Google Dominates, Facebook Rises and Apple Snores

Impressive stats from Google as reported in a new eMarketer study…

Google Takes Home Half of Worldwide Mobile Internet Ad Revenues – eMarketer: “Google earned more than half of the $8.8 billion advertisers worldwide spent on mobile internet ads last year, helping propel the company to take in nearly one-third of all digital ad dollars spent globally, according to eMarketer’s first-ever figures on worldwide digital and mobile advertising revenues at major internet companies.”

Equally impressive is Facebook’s growth from a non-existent program in 2011 to having a small-but-significant chunk of mobile ad revenue in 2013 and beyond.

We’ll see if that holds as more competitors such as Twitter and Pandora (I did a double take there as well, but click through to see all the stats) continue to climb.

It’s no wonder why Apple wants to get into the mobile ad game.

Twitter Analytics Now Open For All

We’ve been using Twitter’s official Analytics back-end with our clients since 2011. Previously, you had to participate in Twitter’s advertising program to get access but it seems as if Twitter has opened up Analytics for every user now…

Twitter analytics: Tool lets you see which tweets your followers are actually reading.: “Twitter user @bdconf noticed yesterday that logging into analytics.twitter.com brings up a page designed to help you get started advertising on the site. From there, clicking ‘analytics’ in the top menu bar allows you to view things like where your followers are located, who else they tend to follow, and how many people clicked on each of your recent tweets.”

 

Analytical packages are the meat and potatoes of our agency, so we’re excited that more people get a glimpse of what kind of data we work with in dealing with clients.

Specifically, Twitter Analytics do three nifty things:

– Help us understand how much website content is being shared across Twitter
– Allow us to see the amount of traffic Twitter sends to our clients’ sites or campaigns
– Measures the effectiveness of sharing buttons etc

Our normal client setup for a Twitter campaign also includes implementation with the awesome ThinkUp stats app (which goes much deeper into the data than Twitter Analtyics) as well as a custom shortened URL and stats flow through bitly. Of course, we tie that altogether with Google Analytics.

Facebook Adds Hashtags

Hashtags were “invented” or proposed for Twitter users way back in 2007 when we were still trying to figure out how Twitter worked and might work better. The hashtag caught on and has become an accepted part of global culture from uprisings to Super Bowls.
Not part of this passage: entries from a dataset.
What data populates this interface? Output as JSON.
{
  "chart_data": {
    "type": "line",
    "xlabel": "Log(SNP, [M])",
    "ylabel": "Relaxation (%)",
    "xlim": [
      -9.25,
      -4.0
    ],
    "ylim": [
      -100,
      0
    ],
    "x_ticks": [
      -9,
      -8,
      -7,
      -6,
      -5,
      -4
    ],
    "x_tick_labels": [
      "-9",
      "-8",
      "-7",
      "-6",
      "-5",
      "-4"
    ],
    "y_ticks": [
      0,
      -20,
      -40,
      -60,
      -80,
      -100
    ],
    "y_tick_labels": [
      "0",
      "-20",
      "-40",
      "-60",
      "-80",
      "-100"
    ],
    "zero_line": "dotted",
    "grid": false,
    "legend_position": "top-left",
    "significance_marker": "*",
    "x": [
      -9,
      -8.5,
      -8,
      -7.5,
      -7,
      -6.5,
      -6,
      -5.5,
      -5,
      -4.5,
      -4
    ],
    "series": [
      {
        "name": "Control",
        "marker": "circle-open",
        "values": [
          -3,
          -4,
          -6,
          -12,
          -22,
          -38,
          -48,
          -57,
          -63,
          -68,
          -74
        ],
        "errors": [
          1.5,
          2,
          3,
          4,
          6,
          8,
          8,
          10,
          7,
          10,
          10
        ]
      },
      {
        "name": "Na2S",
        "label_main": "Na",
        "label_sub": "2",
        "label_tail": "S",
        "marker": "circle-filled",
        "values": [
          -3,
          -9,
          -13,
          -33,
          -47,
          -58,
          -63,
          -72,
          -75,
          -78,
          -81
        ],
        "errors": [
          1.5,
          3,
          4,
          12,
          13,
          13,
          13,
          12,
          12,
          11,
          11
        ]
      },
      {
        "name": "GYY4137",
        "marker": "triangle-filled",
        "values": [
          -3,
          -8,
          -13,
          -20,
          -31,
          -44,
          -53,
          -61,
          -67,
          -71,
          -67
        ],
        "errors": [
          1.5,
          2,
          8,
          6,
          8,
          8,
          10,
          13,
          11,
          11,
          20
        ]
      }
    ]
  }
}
It’s no surprise to see the hashtag become part of the Facebook platform, and it would serve those of us using Facebook for marketing to make sure that we’re using hashtags to their optimal state in our campaigns:

Facebook Copies Twitter Again, Adds Hashtags: “Facebook today announced that it is bringing hashtags to its service, letting users add context to a post, indicate that it is part of a larger discussion, as well as discover shared interests. The company says hashtags have become ‘a vital part of popular culture’ and since it has seen users using them on the social network organically, it has decided to actually implement the feature.”

I’m excited to see what types of interactions this will open up with more users, especially in terms of discovery marketing.

This is potentially huge for advertisers.